Private healthcare in Paradise again

I have written about private health care services working from tax paradises. A trustworthy friend recently told me of another “tax paradise” these people are using. He (let’s call him Anders) runs a small company and some of his staff are employed part-time from employment agency companies. When he employs a new person Anders must have a health insurance for them. That is the law and they have to buy this from a private the health care center. The new part time worker is normally working for several companies and each one has a separate health insurance policy. Anders does not want to pay unnecessary costs if that person is already covered. Building workers today have a passport showing clearly that they are tax registered and covered by this compulsory health insurance. But other part-time groups of workers do not benefit from this passport arrangement. When Anders tried to identify if a part time worker is covered, the normal response from the workers trade union or employers union is “Don’t worry – Kela covers most of your costs!”.

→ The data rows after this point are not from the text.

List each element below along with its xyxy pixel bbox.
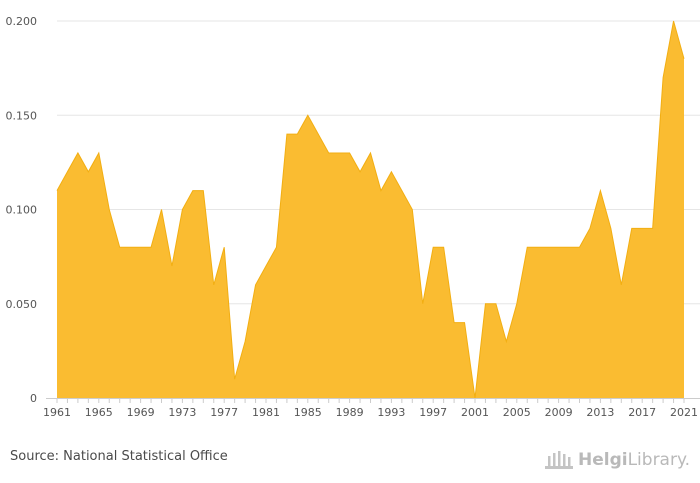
x-tick-label: 1993 <box>377 406 405 419</box>
x-tick-label: 1961 <box>43 406 71 419</box>
x-axis: 1961 1965 1969 1973 1977 1981 1985 1989 1993 1997… <box>43 398 700 419</box>
x-tick-label: 2009 <box>545 406 573 419</box>
y-tick-label: 0.200 <box>6 15 38 28</box>
area-series <box>56 20 685 399</box>
area-fill <box>57 21 684 398</box>
y-tick-label: 0.150 <box>6 109 38 122</box>
x-tick-label: 1969 <box>127 406 155 419</box>
x-tick-label: 1965 <box>85 406 113 419</box>
helgi-library-logo[interactable]: Helgi Library. <box>544 447 690 473</box>
x-tick-label: 1981 <box>252 406 280 419</box>
area-line <box>56 20 685 399</box>
x-tick-label: 1973 <box>168 406 196 419</box>
y-tick-label: 0.050 <box>6 298 38 311</box>
library-building-icon <box>544 451 573 469</box>
x-tick-label: 2013 <box>586 406 614 419</box>
y-tick-label: 0.100 <box>6 204 38 217</box>
x-tick-label: 2017 <box>628 406 656 419</box>
source-note: Source: National Statistical Office <box>10 449 228 464</box>
x-tick-label: 1977 <box>210 406 238 419</box>
x-tick-label: 2005 <box>503 406 531 419</box>
x-tick-label: 1989 <box>336 406 364 419</box>
x-tick-label: 1985 <box>294 406 322 419</box>
y-tick-label: 0 <box>30 392 37 405</box>
y-axis: 0 0.050 0.100 0.150 0.200 <box>6 15 38 405</box>
area-chart: 1961 1965 1969 1973 1977 1981 1985 1989 1993 1997… <box>6 15 700 419</box>
logo-text-library: Library. <box>627 450 690 470</box>
x-tick-label: 2001 <box>461 406 489 419</box>
x-tick-label: 2021 <box>670 406 698 419</box>
logo-text-helgi: Helgi <box>577 450 628 470</box>
x-tick-label: 1997 <box>419 406 447 419</box>
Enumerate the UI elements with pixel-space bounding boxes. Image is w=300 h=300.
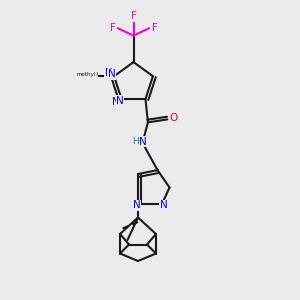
Text: N: N: [133, 200, 140, 211]
Text: H: H: [132, 137, 139, 146]
Text: methyl: methyl: [86, 74, 91, 76]
Text: N: N: [116, 96, 124, 106]
Text: O: O: [169, 113, 178, 123]
Text: methyl: methyl: [76, 72, 98, 77]
Text: methyl: methyl: [77, 72, 96, 77]
Text: N: N: [160, 200, 167, 211]
Text: N: N: [108, 69, 116, 80]
Text: N: N: [139, 137, 147, 147]
Text: F: F: [110, 23, 116, 33]
Text: F: F: [130, 11, 136, 21]
Text: F: F: [152, 23, 158, 33]
Text: N: N: [112, 97, 120, 107]
Text: N: N: [105, 68, 112, 78]
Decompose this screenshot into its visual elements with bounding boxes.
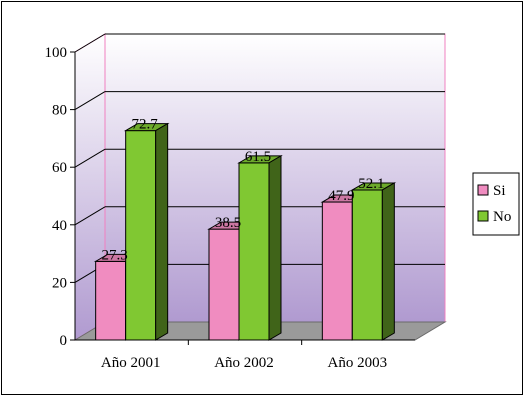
bar-front (321, 201, 353, 341)
data-label: 72.7 (132, 117, 159, 133)
x-tick-label: Año 2002 (214, 355, 274, 371)
y-tick-label: 60 (52, 160, 67, 176)
gridline-side (74, 206, 106, 226)
data-label: 47.9 (328, 188, 354, 204)
y-tick-label: 20 (52, 275, 67, 291)
gridline-side (74, 91, 106, 111)
bar-front (125, 130, 157, 341)
bar-no-1 (123, 122, 170, 341)
y-tick-label: 80 (52, 103, 67, 119)
y-tick-label: 100 (45, 45, 68, 61)
bar-no-3 (350, 182, 397, 341)
x-tick-label: Año 2001 (101, 355, 161, 371)
x-tick-label: Año 2003 (328, 355, 388, 371)
bar-front (95, 260, 127, 341)
bar-side (155, 122, 169, 341)
legend-swatch-no (477, 210, 489, 222)
bar-no-2 (237, 155, 283, 341)
y-tick-label: 0 (60, 333, 68, 349)
legend-label-si: Si (493, 183, 506, 199)
bar-side (381, 182, 395, 341)
bar-side (268, 155, 282, 341)
bar-front (351, 189, 383, 341)
y-tick-label: 40 (52, 218, 67, 234)
gridline-side (74, 148, 106, 168)
gridline-side (74, 33, 106, 53)
bar-front (238, 162, 270, 341)
legend-box (472, 172, 520, 236)
legend-swatch-si (477, 184, 489, 196)
data-label: 52.1 (358, 176, 384, 192)
data-label: 61.5 (245, 149, 271, 165)
data-label: 38.5 (215, 215, 241, 231)
data-label: 27.3 (102, 247, 128, 263)
legend-label-no: No (493, 209, 511, 225)
bar-front (208, 228, 240, 341)
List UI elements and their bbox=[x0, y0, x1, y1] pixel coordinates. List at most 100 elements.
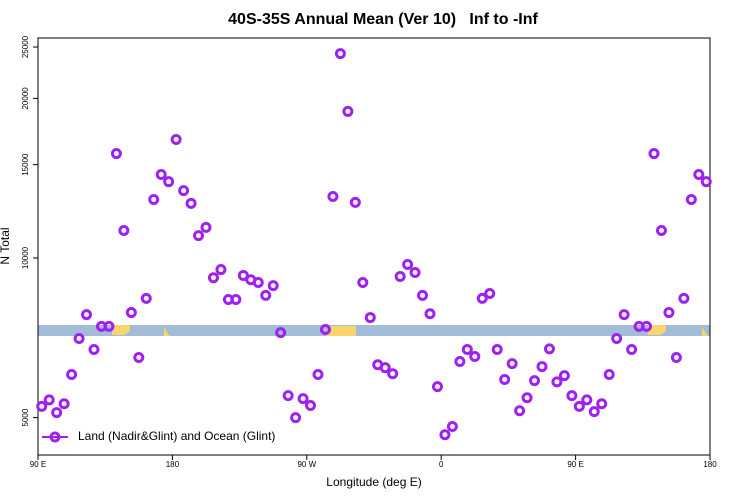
point bbox=[51, 407, 63, 419]
point bbox=[670, 352, 682, 364]
x-tick-label: 90 E bbox=[567, 460, 583, 469]
y-tick-label: 10000 bbox=[21, 246, 30, 269]
point bbox=[700, 176, 712, 188]
point bbox=[543, 343, 555, 355]
point bbox=[685, 194, 697, 206]
y-tick-label: 5000 bbox=[21, 408, 30, 426]
legend-marker bbox=[49, 431, 61, 443]
point bbox=[36, 400, 48, 412]
point bbox=[641, 320, 653, 332]
point bbox=[81, 309, 93, 321]
map-strip bbox=[38, 325, 710, 336]
point bbox=[521, 392, 533, 404]
land bbox=[702, 327, 708, 336]
point bbox=[290, 412, 302, 424]
x-tick-label: 90 E bbox=[30, 460, 46, 469]
point bbox=[327, 191, 339, 203]
point bbox=[297, 393, 309, 405]
x-axis-label: Longitude (deg E) bbox=[326, 475, 421, 489]
point bbox=[163, 176, 175, 188]
point bbox=[581, 394, 593, 406]
point bbox=[252, 277, 264, 289]
point bbox=[133, 352, 145, 364]
y-tick-label: 20000 bbox=[21, 87, 30, 110]
land bbox=[648, 325, 666, 335]
x-tick-label: 90 W bbox=[297, 460, 316, 469]
point bbox=[648, 148, 660, 160]
point bbox=[514, 405, 526, 417]
point bbox=[275, 327, 287, 339]
point bbox=[170, 134, 182, 146]
point bbox=[484, 288, 496, 300]
point bbox=[282, 390, 294, 402]
point bbox=[424, 308, 436, 320]
point bbox=[588, 406, 600, 418]
point bbox=[663, 307, 675, 319]
point bbox=[558, 370, 570, 382]
land bbox=[112, 325, 130, 335]
point bbox=[334, 48, 346, 60]
point bbox=[364, 312, 376, 324]
point bbox=[103, 320, 115, 332]
point bbox=[125, 307, 137, 319]
point bbox=[491, 344, 503, 356]
point bbox=[431, 381, 443, 393]
point bbox=[349, 196, 361, 208]
land bbox=[326, 326, 356, 336]
point bbox=[319, 324, 331, 336]
point bbox=[193, 230, 205, 242]
point bbox=[215, 264, 227, 276]
point bbox=[185, 197, 197, 209]
point bbox=[58, 398, 70, 410]
point bbox=[506, 358, 518, 370]
point bbox=[342, 105, 354, 117]
point bbox=[618, 309, 630, 321]
point bbox=[417, 289, 429, 301]
point bbox=[536, 361, 548, 373]
point bbox=[461, 344, 473, 356]
point bbox=[267, 280, 279, 292]
point bbox=[611, 332, 623, 344]
point bbox=[118, 224, 130, 236]
point bbox=[446, 421, 458, 433]
point bbox=[73, 332, 85, 344]
point bbox=[394, 270, 406, 282]
point bbox=[529, 375, 541, 387]
point bbox=[678, 292, 690, 304]
point bbox=[88, 344, 100, 356]
point bbox=[566, 390, 578, 402]
plot-frame bbox=[37, 37, 711, 456]
ocean-band bbox=[38, 325, 710, 336]
point bbox=[402, 259, 414, 271]
point bbox=[200, 221, 212, 233]
point bbox=[603, 368, 615, 380]
y-tick-label: 25000 bbox=[21, 35, 30, 58]
point bbox=[207, 272, 219, 284]
point bbox=[178, 185, 190, 197]
point bbox=[148, 194, 160, 206]
y-axis-label: N Total bbox=[0, 227, 12, 264]
point bbox=[693, 169, 705, 181]
legend-label: Land (Nadir&Glint) and Ocean (Glint) bbox=[78, 429, 275, 443]
x-tick-label: 180 bbox=[703, 460, 717, 469]
point bbox=[66, 368, 78, 380]
point bbox=[439, 429, 451, 441]
point bbox=[312, 368, 324, 380]
y-tick-label: 15000 bbox=[21, 153, 30, 176]
point bbox=[655, 224, 667, 236]
x-tick-label: 0 bbox=[439, 460, 444, 469]
point bbox=[43, 394, 55, 406]
x-tick-label: 180 bbox=[166, 460, 180, 469]
point bbox=[596, 398, 608, 410]
point bbox=[230, 294, 242, 306]
point bbox=[469, 350, 481, 362]
point bbox=[140, 292, 152, 304]
point bbox=[387, 368, 399, 380]
point bbox=[573, 400, 585, 412]
point bbox=[110, 148, 122, 160]
point bbox=[305, 399, 317, 411]
point bbox=[155, 169, 167, 181]
point bbox=[409, 266, 421, 278]
chart-title: 40S-35S Annual Mean (Ver 10) Inf to -Inf bbox=[228, 11, 538, 28]
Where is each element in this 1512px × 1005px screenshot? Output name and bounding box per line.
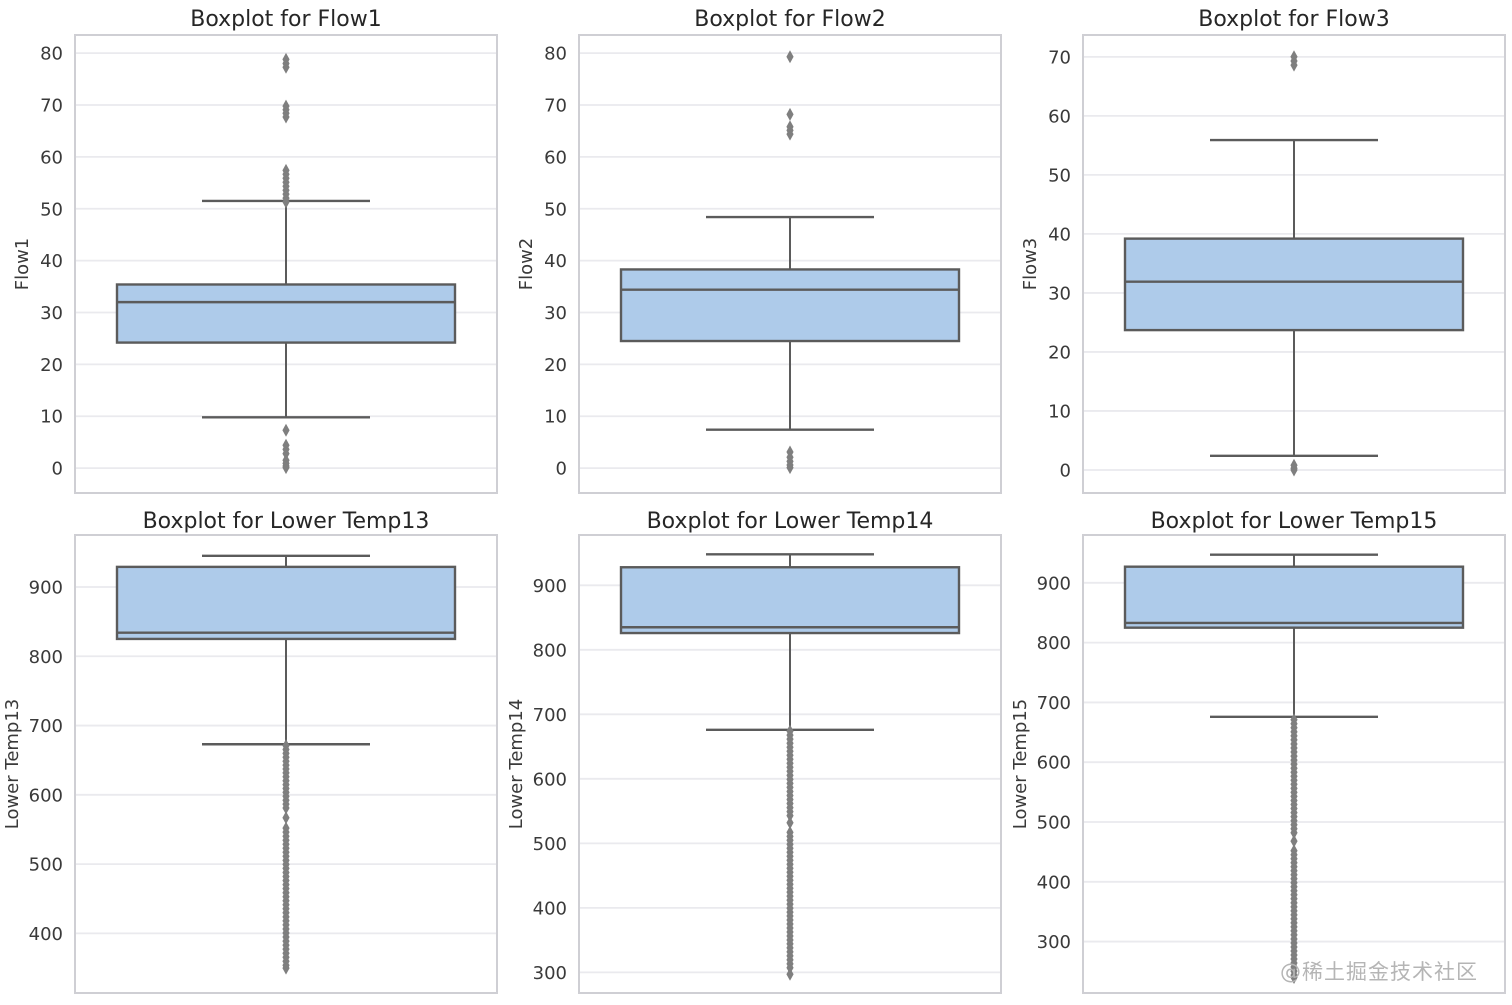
svg-text:60: 60 [1048,106,1071,127]
svg-text:400: 400 [29,924,63,945]
svg-text:Lower Temp14: Lower Temp14 [506,699,527,830]
svg-text:Boxplot for Flow1: Boxplot for Flow1 [190,7,382,32]
svg-text:30: 30 [40,303,63,324]
boxplot-flow1-canvas: 0 10 20 30 40 50 60 70 80 Boxplot for Flow1 Flow1 [12,7,498,494]
svg-text:20: 20 [40,355,63,376]
svg-text:60: 60 [40,147,63,168]
svg-text:40: 40 [40,251,63,272]
svg-text:400: 400 [1037,872,1071,893]
svg-text:800: 800 [29,647,63,668]
svg-text:0: 0 [556,459,567,480]
subplot-lower-temp13: 400 500 600 700 800 900 Boxplot for Lower Temp… [0,497,504,1005]
svg-text:Boxplot for Flow3: Boxplot for Flow3 [1198,7,1390,32]
svg-text:50: 50 [544,199,567,220]
svg-text:600: 600 [1037,753,1071,774]
svg-text:500: 500 [29,855,63,876]
svg-text:800: 800 [533,640,567,661]
boxplot-lower-temp13-canvas: 400 500 600 700 800 900 Boxplot for Lower Temp… [2,509,498,994]
svg-text:900: 900 [533,576,567,597]
svg-text:Lower Temp15: Lower Temp15 [1010,699,1031,830]
svg-text:600: 600 [29,785,63,806]
svg-text:600: 600 [533,769,567,790]
svg-text:700: 700 [1037,693,1071,714]
svg-text:Boxplot for Lower Temp13: Boxplot for Lower Temp13 [143,509,430,534]
svg-text:700: 700 [533,705,567,726]
svg-text:0: 0 [1060,460,1071,481]
boxplot-lower-temp15-canvas: 300 400 500 600 700 800 900 Boxplot for Lower T… [1010,509,1506,994]
svg-text:70: 70 [1048,47,1071,68]
boxplot-flow2-canvas: 0 10 20 30 40 50 60 70 80 Boxplot for Flow2 Flow2 [516,7,1002,494]
svg-text:30: 30 [544,303,567,324]
svg-text:900: 900 [29,577,63,598]
svg-text:900: 900 [1037,573,1071,594]
svg-text:50: 50 [1048,165,1071,186]
svg-text:80: 80 [40,44,63,65]
svg-text:800: 800 [1037,633,1071,654]
svg-text:10: 10 [40,407,63,428]
svg-text:Boxplot for Lower Temp15: Boxplot for Lower Temp15 [1151,509,1438,534]
svg-text:20: 20 [1048,342,1071,363]
svg-text:60: 60 [544,147,567,168]
subplot-flow2: 0 10 20 30 40 50 60 70 80 Boxplot for Flow2 Flow2 [504,0,1008,497]
boxplot-lower-temp14-canvas: 300 400 500 600 700 800 900 Boxplot for Lower T… [506,509,1002,994]
svg-text:30: 30 [1048,283,1071,304]
subplot-flow3: 0 10 20 30 40 50 60 70 Boxplot for Flow3 Flow3 [1008,0,1512,497]
subplot-flow1: 0 10 20 30 40 50 60 70 80 Boxplot for Flow1 Flow1 [0,0,504,497]
svg-text:70: 70 [40,96,63,117]
svg-text:10: 10 [1048,401,1071,422]
svg-text:Flow3: Flow3 [1020,238,1041,291]
svg-text:70: 70 [544,96,567,117]
svg-text:10: 10 [544,407,567,428]
svg-text:Lower Temp13: Lower Temp13 [2,699,23,830]
svg-text:400: 400 [533,898,567,919]
subplot-lower-temp14: 300 400 500 600 700 800 900 Boxplot for Lower T… [504,497,1008,1005]
svg-text:700: 700 [29,716,63,737]
svg-text:Boxplot for Lower Temp14: Boxplot for Lower Temp14 [647,509,934,534]
svg-text:500: 500 [533,834,567,855]
svg-text:300: 300 [533,963,567,984]
svg-text:80: 80 [544,44,567,65]
svg-text:500: 500 [1037,812,1071,833]
svg-text:300: 300 [1037,932,1071,953]
svg-text:Flow2: Flow2 [516,238,537,291]
svg-text:0: 0 [52,459,63,480]
subplot-lower-temp15: 300 400 500 600 700 800 900 Boxplot for Lower T… [1008,497,1512,1005]
boxplot-flow3-canvas: 0 10 20 30 40 50 60 70 Boxplot for Flow3 Flow3 [1020,7,1506,494]
svg-text:Flow1: Flow1 [12,238,33,291]
svg-text:20: 20 [544,355,567,376]
svg-text:50: 50 [40,199,63,220]
svg-text:40: 40 [544,251,567,272]
svg-text:40: 40 [1048,224,1071,245]
svg-text:Boxplot for Flow2: Boxplot for Flow2 [694,7,886,32]
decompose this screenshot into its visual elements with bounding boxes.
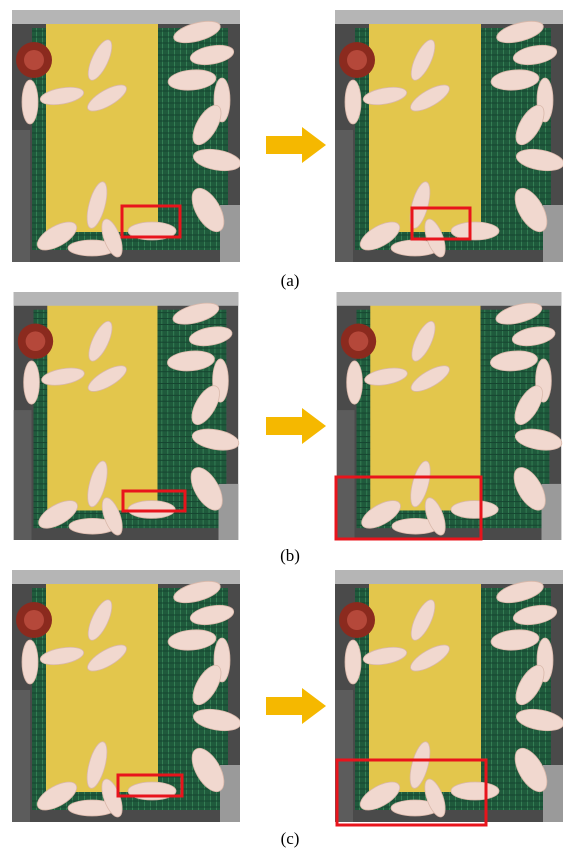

The second thing is that he is regularly invoiced for a 60 minute visits from these workers by the private health care companies even though the staff member was only there for 10 minutes. And of course, his complaints are met with “Don’t worry – Kela covers most of your costs!”

In any event, small companies are being penalized since they end up paying too much and then have to wait a year for the partial refund from Kela.
More seriously, taxpayers, through Kela, are forking out larger amounts of money for compulsory private health care services that can now afford to pay more for doctors and nurses, while the public health care system is not working well because there is a lack of doctors and nurses with longer and longer queues.